Die Saison verlief weiter hervorragend, der fliegende Graf raste weiter von Punkt zu Punkt und hatte den Titel fest im Visier.

Doch dann kam Monza. Und alles war vorbei.

Wegbereiter für Schumi und Co.

Was blieb nach dem plötzlichen Tod vom ersten deutschen Helden in der Formel 1? Es sind nicht nur die sportlichen Erfolge, die Siege, der posthume Vizetitel.

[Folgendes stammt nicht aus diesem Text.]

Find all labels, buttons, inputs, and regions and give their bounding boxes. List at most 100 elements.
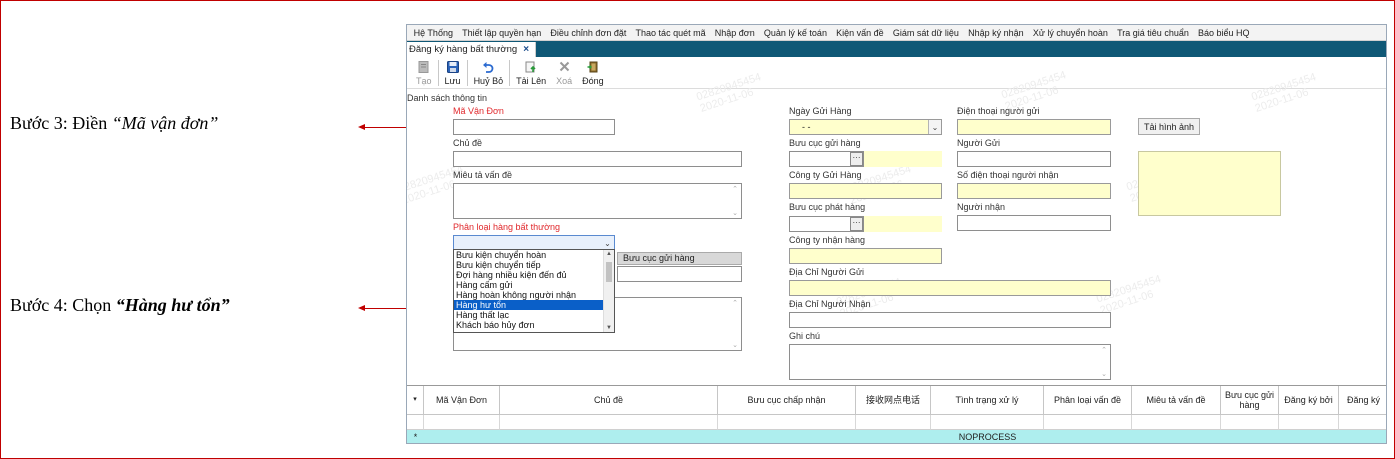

Trips war ein Botschafter des deutschen Sports. Er schuf mit dem Deutschen Sportfahrer Kreis e.V. und der Scuderia Colonia sportliche Klubs für das Gemeinwohl, finanzierte eine Nachwuchsserie und tat etwas, für das ihm noch heute tausende Menschen danken werden: Er brachte den Kartsport nach Deutschland.

Nach seinem Tod eröffnete sein Fan-Klub schließlich eine Kartbahn in Horrem, an deren Planung Trips selbst noch Teil hatte. Später wurde sie in Kerpen neugebaut, erweitert - und von zwei gewissen Schumacher-Brüdern als Stammstrecke benutzt. Auch Sebastian Vettel, Nick Heidfeld und Heinz-Harald Frentzen trainierten hier in ihrer Jugend Runde um Runde.

Es ist also nicht vermessen zu sagen: Ohne Graf Trips hätte es die Karrieren von zahlreichen deutschen Motorsportgrößen wohl nie gegeben. Einen größeren Nachlass kann es für einen Motorsportliebhaber wie den Grafen kaum geben.